Deulofeu è, di fatto, bloccato, ma non convince sino in fondo Sarri. Le esigenze del tecnico sono chiare. Vuole un giocatore pronto a scendere in campo. Uno che, il tempo di disfare le valigie, indossi la maglia azzurra e dia un contributo immediato. La prima scelta era Verdi, ma nessuno ha rinunciato all’idea Politano. Il calciatore del Sassuolo è il vero obiettivo di questa ultima settimana di mercato. La situazione è abbastanza delineata: il giocatore, per bocca del suo procuratore Davide Lippi, non ha ancora rinunciato all’idea di giocare per lo Scudetto. Il Sassuolo però nicchia e Marotta c’entra poco. Al netto dell’offerta, non vorrebbe privare Iachini di una pedina fondamentale per la rincorsa salvezza. É anche vero, però, che ha poco senso trattenere un calciatore con la testa altrove.

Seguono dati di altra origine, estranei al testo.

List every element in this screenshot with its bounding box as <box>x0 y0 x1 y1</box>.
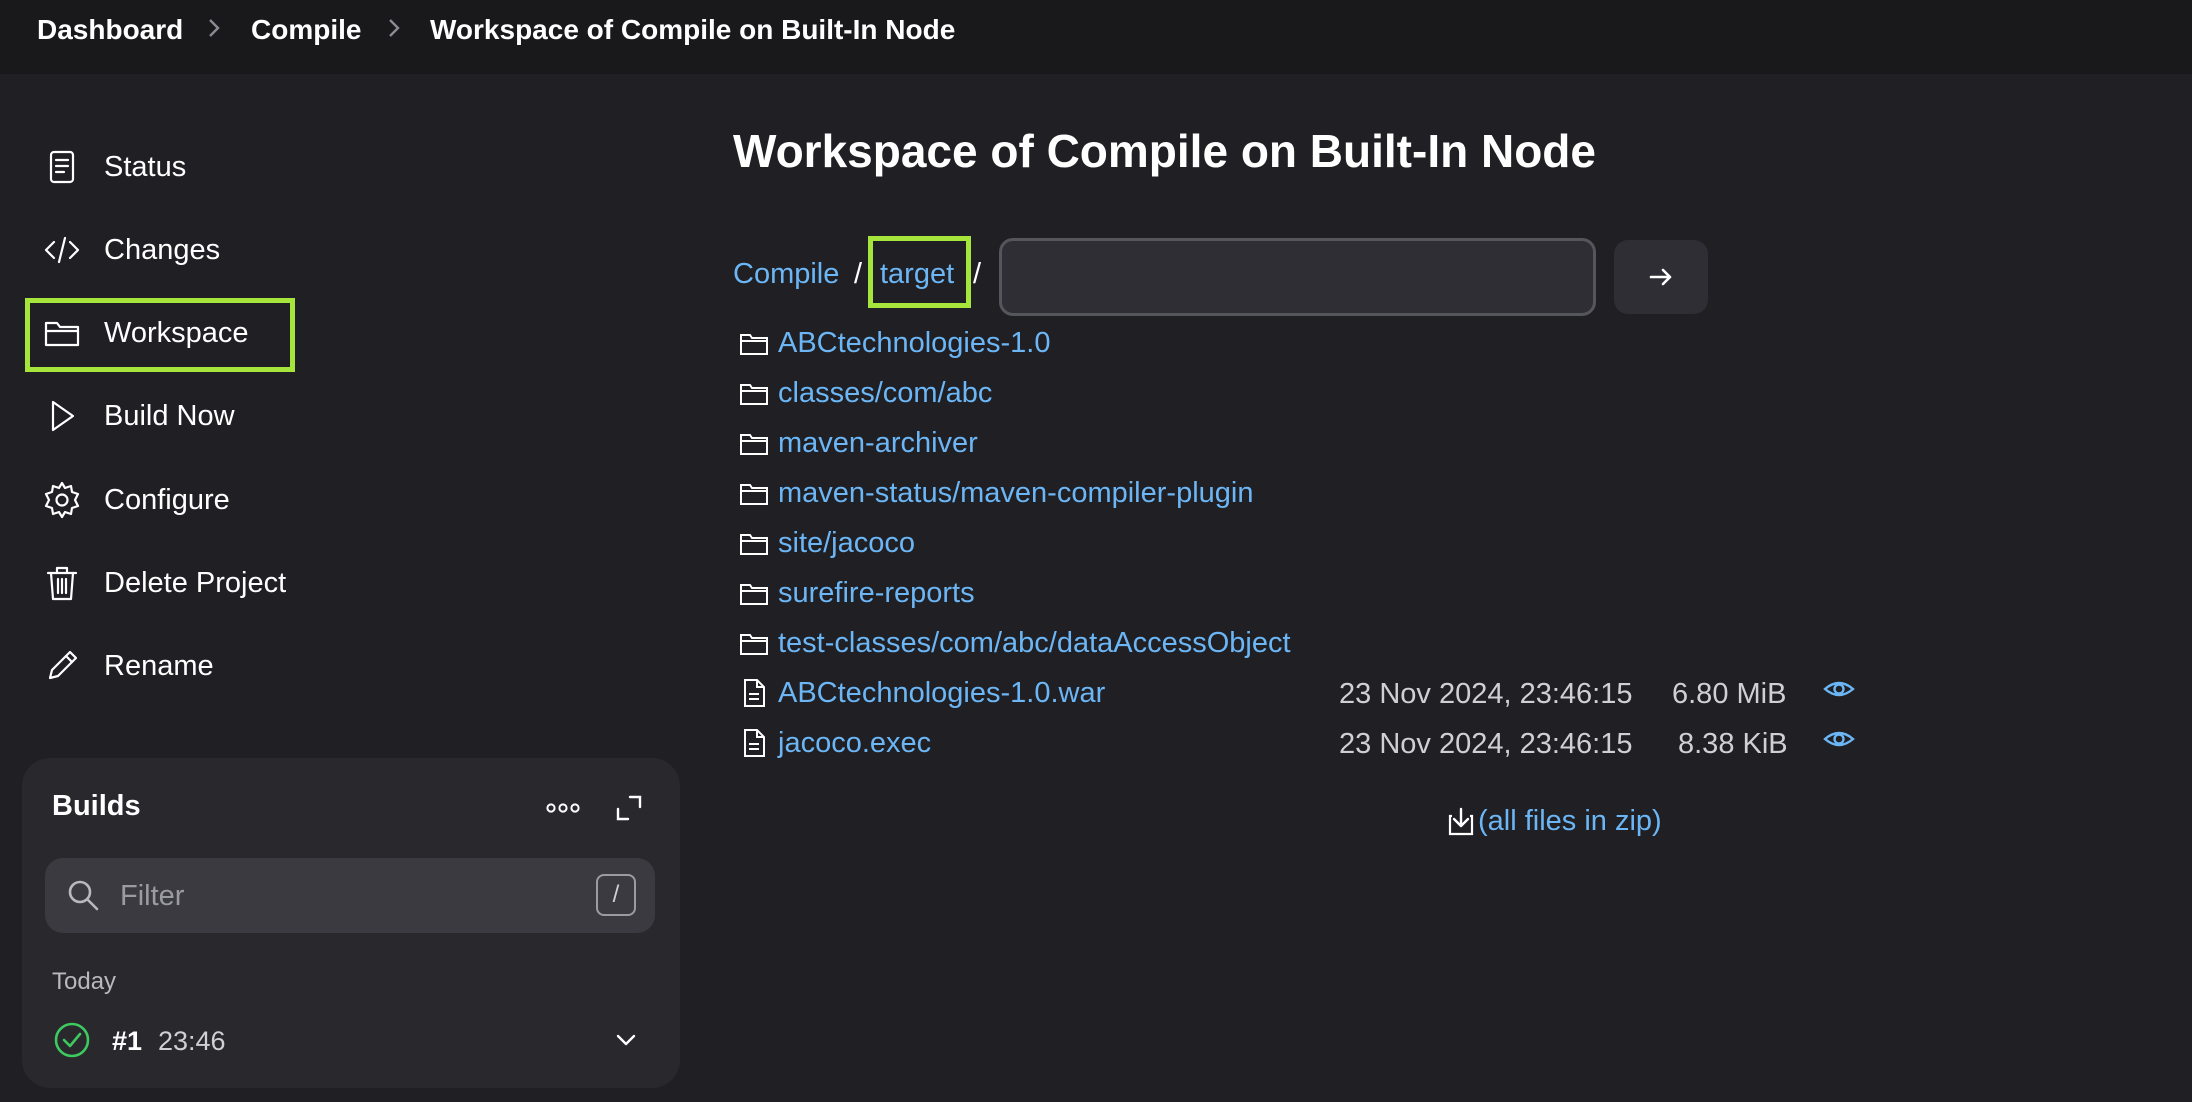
file-icon <box>738 677 770 709</box>
code-icon <box>40 228 84 272</box>
document-icon <box>40 145 84 189</box>
gear-icon <box>40 478 84 522</box>
path-separator: / <box>973 258 982 290</box>
path-separator: / <box>854 258 863 290</box>
folder-row[interactable]: test-classes/com/abc/dataAccessObject <box>738 620 1291 666</box>
eye-icon[interactable] <box>1822 722 1856 756</box>
file-size: 6.80 MiB <box>1672 678 1787 710</box>
folder-row[interactable]: ABCtechnologies-1.0 <box>738 320 1050 366</box>
trash-icon <box>40 561 84 605</box>
folder-row[interactable]: maven-status/maven-compiler-plugin <box>738 470 1253 516</box>
sidebar-item-label: Build Now <box>104 399 235 432</box>
sidebar-item-delete-project[interactable]: Delete Project <box>40 553 286 613</box>
file-row[interactable]: jacoco.exec <box>738 720 931 766</box>
chevron-right-icon <box>209 19 220 37</box>
breadcrumb-compile[interactable]: Compile <box>251 14 361 46</box>
folder-link[interactable]: maven-archiver <box>778 427 978 460</box>
folder-link[interactable]: ABCtechnologies-1.0 <box>778 327 1050 360</box>
breadcrumb-workspace[interactable]: Workspace of Compile on Built-In Node <box>430 14 955 46</box>
folder-icon <box>738 477 770 509</box>
path-current-link[interactable]: target <box>880 258 954 291</box>
play-icon <box>40 394 84 438</box>
folder-icon <box>738 627 770 659</box>
folder-icon <box>40 311 84 355</box>
sidebar-item-build-now[interactable]: Build Now <box>40 386 235 446</box>
folder-link[interactable]: test-classes/com/abc/dataAccessObject <box>778 627 1291 660</box>
folder-link[interactable]: classes/com/abc <box>778 377 992 410</box>
file-link[interactable]: ABCtechnologies-1.0.war <box>778 677 1105 710</box>
success-check-icon <box>54 1022 90 1058</box>
sidebar-item-label: Delete Project <box>104 566 287 599</box>
folder-link[interactable]: site/jacoco <box>778 527 915 560</box>
sidebar-item-label: Configure <box>104 483 230 516</box>
build-time: 23:46 <box>158 1026 226 1056</box>
folder-row[interactable]: maven-archiver <box>738 420 978 466</box>
zip-label[interactable]: (all files in zip) <box>1478 805 1662 838</box>
file-date: 23 Nov 2024, 23:46:15 <box>1339 728 1633 760</box>
path-input[interactable] <box>999 238 1596 316</box>
folder-row[interactable]: site/jacoco <box>738 520 915 566</box>
eye-icon[interactable] <box>1822 672 1856 706</box>
folder-link[interactable]: surefire-reports <box>778 577 975 610</box>
download-zip-link[interactable]: (all files in zip) <box>1446 804 1662 838</box>
file-row[interactable]: ABCtechnologies-1.0.war <box>738 670 1105 716</box>
top-bar: Dashboard Compile Workspace of Compile o… <box>0 0 2192 74</box>
sidebar-item-configure[interactable]: Configure <box>40 470 230 530</box>
file-date: 23 Nov 2024, 23:46:15 <box>1339 678 1633 710</box>
filter-placeholder: Filter <box>120 880 185 912</box>
file-icon <box>738 727 770 759</box>
go-button[interactable] <box>1614 240 1708 314</box>
folder-link[interactable]: maven-status/maven-compiler-plugin <box>778 477 1253 510</box>
sidebar-item-label: Workspace <box>104 316 249 349</box>
folder-row[interactable]: surefire-reports <box>738 570 975 616</box>
breadcrumb-dashboard[interactable]: Dashboard <box>37 14 183 46</box>
chevron-down-icon[interactable] <box>612 1030 640 1050</box>
path-root-link[interactable]: Compile <box>733 258 839 291</box>
sidebar-item-rename[interactable]: Rename <box>40 636 214 696</box>
file-link[interactable]: jacoco.exec <box>778 727 931 760</box>
builds-group-label: Today <box>52 968 117 995</box>
folder-row[interactable]: classes/com/abc <box>738 370 992 416</box>
file-size: 8.38 KiB <box>1678 728 1788 760</box>
sidebar-item-label: Changes <box>104 233 221 266</box>
search-icon <box>68 880 99 911</box>
download-icon <box>1448 807 1474 836</box>
folder-icon <box>738 527 770 559</box>
sidebar-item-changes[interactable]: Changes <box>40 220 220 280</box>
folder-icon <box>738 427 770 459</box>
folder-icon <box>738 327 770 359</box>
expand-icon[interactable] <box>614 793 644 823</box>
sidebar-item-label: Rename <box>104 649 214 682</box>
more-options-icon[interactable] <box>545 798 581 818</box>
arrow-right-icon <box>1649 268 1672 286</box>
builds-title: Builds <box>52 790 141 822</box>
chevron-right-icon <box>389 19 400 37</box>
folder-icon <box>738 577 770 609</box>
folder-icon <box>738 377 770 409</box>
build-number[interactable]: #1 <box>112 1026 142 1057</box>
sidebar-item-workspace[interactable]: Workspace <box>40 303 249 363</box>
filter-shortcut-key: / <box>596 874 636 916</box>
sidebar-item-label: Status <box>104 150 187 183</box>
page-title: Workspace of Compile on Built-In Node <box>733 125 1596 177</box>
sidebar-item-status[interactable]: Status <box>40 137 186 197</box>
pencil-icon <box>40 644 84 688</box>
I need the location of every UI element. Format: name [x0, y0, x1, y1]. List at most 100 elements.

Politano è il profilo perfetto per il gioco di Sarri

Politano è perfettamente aderente al Napoli. Può adattarsi come esterno bifascia. Ha senso tattico e tecnica: sa puntare e saltare l’avversario nell’uno contro uno, nonché tagliare il campo. Ha capacità di inserirsi negli spazi e con i tempi giusti alle spalle del difensore. Offre dunque diverse soluzioni per trovare la superiorità numerica senza alterare gli equilibri, considerando anche la predisposizione al sacrificio di un ragazzo che ha anche fiato, corsa e dedizione. Lontano anni luce dalla tecnica di Deulofeu, ma più adatto agli schemi di Sarri. È superiore allo spagnolo per attenzione e continuità di rendimento. Politano è sempre presente a sé stesso durante l’arco dei novanta minuti e nello svolgere il compito tattico. Nè ha bisogno di integrarsi in serie A.

Serve uno sforzo economico

Per vincere la concorrenza delle avversarie e soprattutto le remore del Sassuolo può essere “sufficiente” un assegno da 15 milioni di euro. Neanche troppi, in considerazione dei margini di crescita del ragazzo, che sotto la cura del tecnico toscano potrebbe trovare la consacrazione definitiva. E quindi tocca a Giuntoli, ma soprattutto a De Laurentiis, avallare l’ultimo tentativo per portare al San Paolo il prodotto del vivaio della Roma. Uno sforzo economico che, escluse le casse della società, farebbe davvero felici tutti: Politano, Sarri e soprattutto la piazza, che si attende che la presidenza rafforzi ulteriormente la squadra per sognare una fine maggio da tramandare ai posteri.